Figure 2. Clyde Snow and Argentinian volunteers 1985. Photograph courtesy of Clyde Snow

Snow used these techniques in a wide variety of settings, ranging from the identification of victims of serial killers to documentation of mass grave sites. One of these large scale burial sites was located in Argentina, where a group of students assisted him in analyzing the skeletons of over five hundred individuals who disappeared during the seven year “dirty war”. These individuals showed evidence of violent torture, and the work of Snow and his students lead to legal ramifications for those involved in the disappearances. He did similar work in Croatia and El Salvador, and investigated mass murder cases in Ethiopia, Guatemala, and the United States – including the victims of infamous serial killer John Wayne Gacy (Well 2014). His work also had significant effects on the interpretation of history, particularly when he identified the remains of Nazi “Angel of Death” Josef Mengele in Brazil. 

Figure 3. Clyde Snow presenting at the trial of the Argentinian Junta 1985. Photograph by Daniel Muzio.

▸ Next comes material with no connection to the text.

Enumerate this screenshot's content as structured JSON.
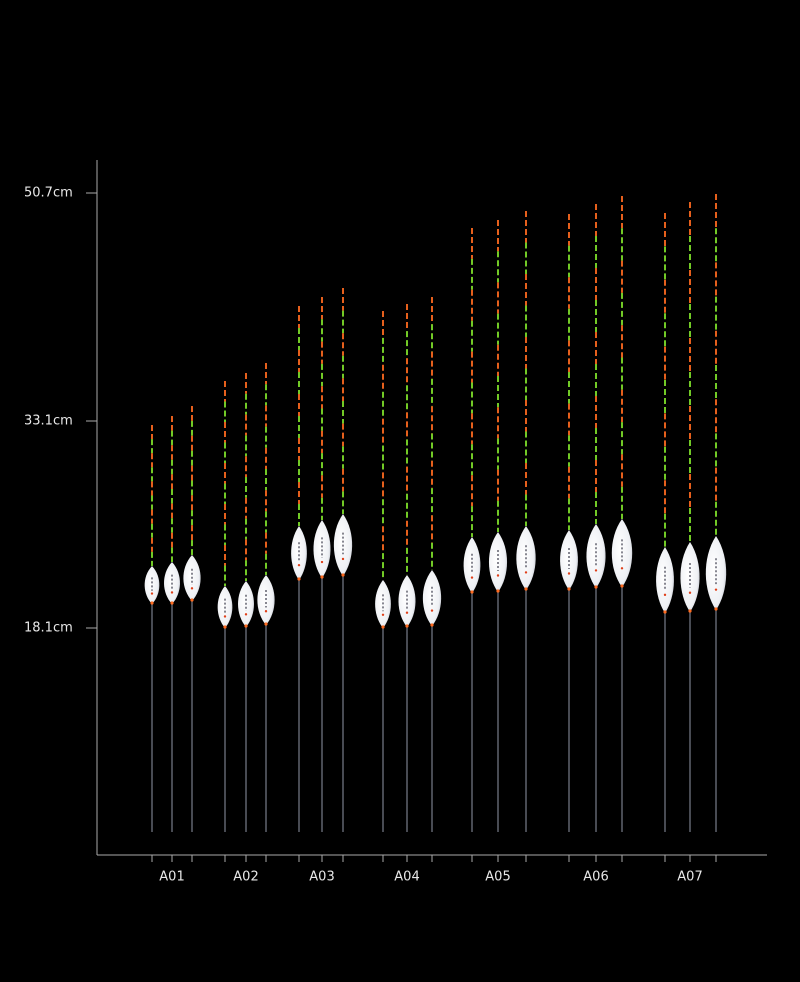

However, it was his efforts in the investigation of the murder of President John Fitzgerald Kennedy that sparked immense rewards for the field of forensic anthropology. His confirmation of the president’s x-rays pushed the American Academy of Forensic Sciences to make forensic anthropology an official specialty (Well 2014). In his words, the field of forensic anthropology is “the application of the physical anthropologist’s specialized knowledge of the human sexual, racial, age, and individual variation to problems jurisprudence”, and though it is straightforward in practice, the effects that field has had on criminal investigation and historical documentation cannot be underestimated (Snow 1982:128).


McFadden, Robert.

    2014. Clyde Snow, Sleuth Who Read Bones from King Tut’s to Kennedy’s, Dies at          86. The New York Times.               found-clues-in-bones-dies-at-86.html. Accessed October 1, 2022.


O’Dell, Larry.

     Clyde Snow. Oklahoma Historical Society | OHS.  Accessed             October 1, 2022


Weil, Martin.

     2014. Clyde Snow, Forensic Anthropologist Who Identified Crime Victims, Dies at           86. The Washington Post. WP Company.                                             anthropologist-dies-called-grave-digging-detective/2014/05/16/f93778a4-dd44-           11e3-bda1-9b46b2066796_story.html. Accessed October 1, 2022


Snow, Clyde.

1982. Forensic Anthropology. Annual Review of Anthropology. Volume(11):97-131.